#anthologie #02 I Volutes

Elle s’octroierait une pause dans son ménage quotidien, le temps que les sols sèchent. Assise dans un fauteuil en skaï marron recouvert d’une taie en crochet, elle allumerait sa deuxième cigarette de la matinée. Elle en savourerait la première bouffée en la retenant longuement dans sa cage thoracique puis l’expulserait en un long jet immédiatement happé par un courant d’air venant d’une porte ouverte à sa droite qui donne sur un couloir sombre où s’interrompt, fixé au sol par une barre de seuil métallique, le linoléum beige du salon. Un guéridon étroit supportant une plante verte à grosses feuilles. Une seconde porte, tapissée d’un papier peint à motifs fleuris, ouvre sur un placard où un téléphone en bakélite grise, où l’annuaire de la Saône-et-Loire, où quelques bouteilles d’apéritif. Une troisième porte, donnant sur un petit perron, est occultée par un rideau anti-insecte constitué de lanières torsadées en PVC de couleur orange. Au centre de la pièce, une table en bois massif recouverte d’une nappe bulgomme rouge. Six chaises autour de la table. Les dossiers sont en bois vernis.
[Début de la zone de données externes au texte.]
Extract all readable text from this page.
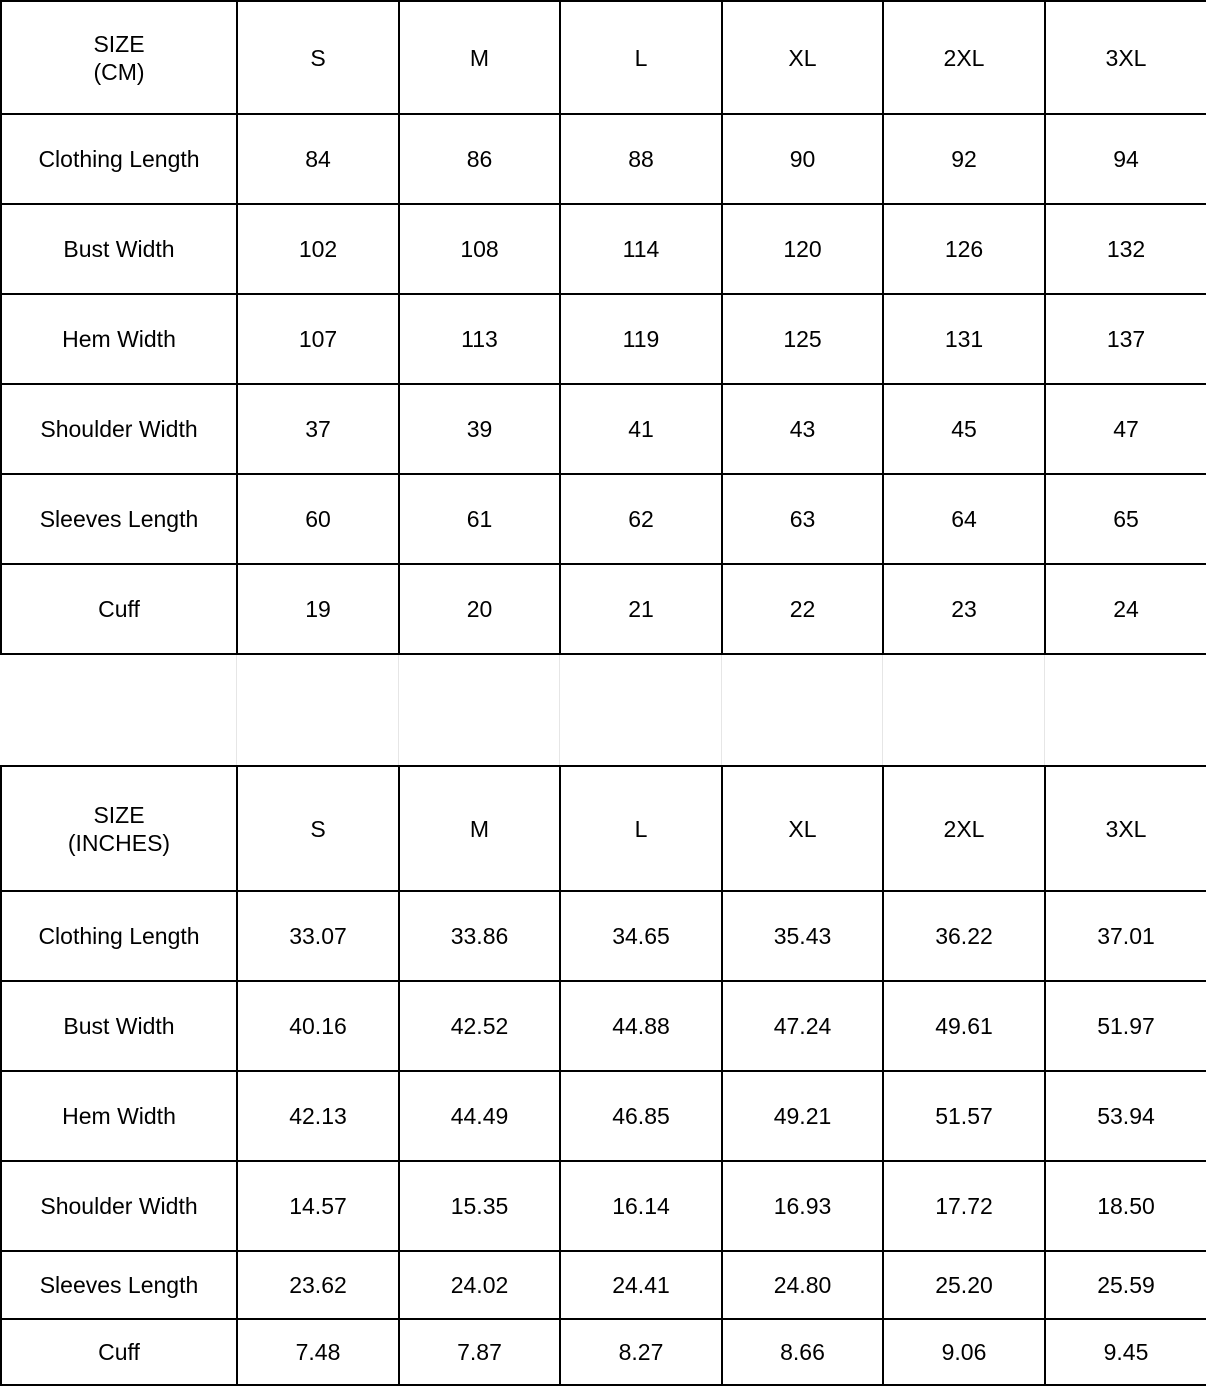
SIZE
(CM)	S	M	L	XL	2XL	3XL
Clothing Length	84	86	88	90	92	94
Bust Width	102	108	114	120	126	132
Hem Width	107	113	119	125	131	137
Shoulder Width	37	39	41	43	45	47
Sleeves Length	60	61	62	63	64	65
Cuff	19	20	21	22	23	24
SIZE
(INCHES)	S	M	L	XL	2XL	3XL
Clothing Length	33.07	33.86	34.65	35.43	36.22	37.01
Bust Width	40.16	42.52	44.88	47.24	49.61	51.97
Hem Width	42.13	44.49	46.85	49.21	51.57	53.94
Shoulder Width	14.57	15.35	16.14	16.93	17.72	18.50
Sleeves Length	23.62	24.02	24.41	24.80	25.20	25.59
Cuff	7.48	7.87	8.27	8.66	9.06	9.45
Un voilage de percale légèrement jauni devant une porte-fenêtre. Dans l’angle, l’écran éteint d’une télévision. Posés sur des napperons : une figurine de chat incrustée de coquillages, un petit panier de fruits en céramique. Un buffet en bois dont les portes représentent des cervidés buvant à la rivière. D’autres bibelots, plus nombreux, posés dessus, dont : une corbeille en céramique contenant des coupures de journaux, un âne tirant charrette, une poupée alsacienne. Au mur, une reproduction de l’Angelus de Millet réalisée au crochet. Un deuxième fauteuil en skaï marron sans appui-tête, une table basse où sont posés une télécommande ainsi qu’une pile de magazines : télé 7 jours, Paris-Match. Les volutes de fumée seraient en suspension dans le salon. Elle écraserait son mégot en soupirant puis se lèverait pour aller préparer son repas de midi.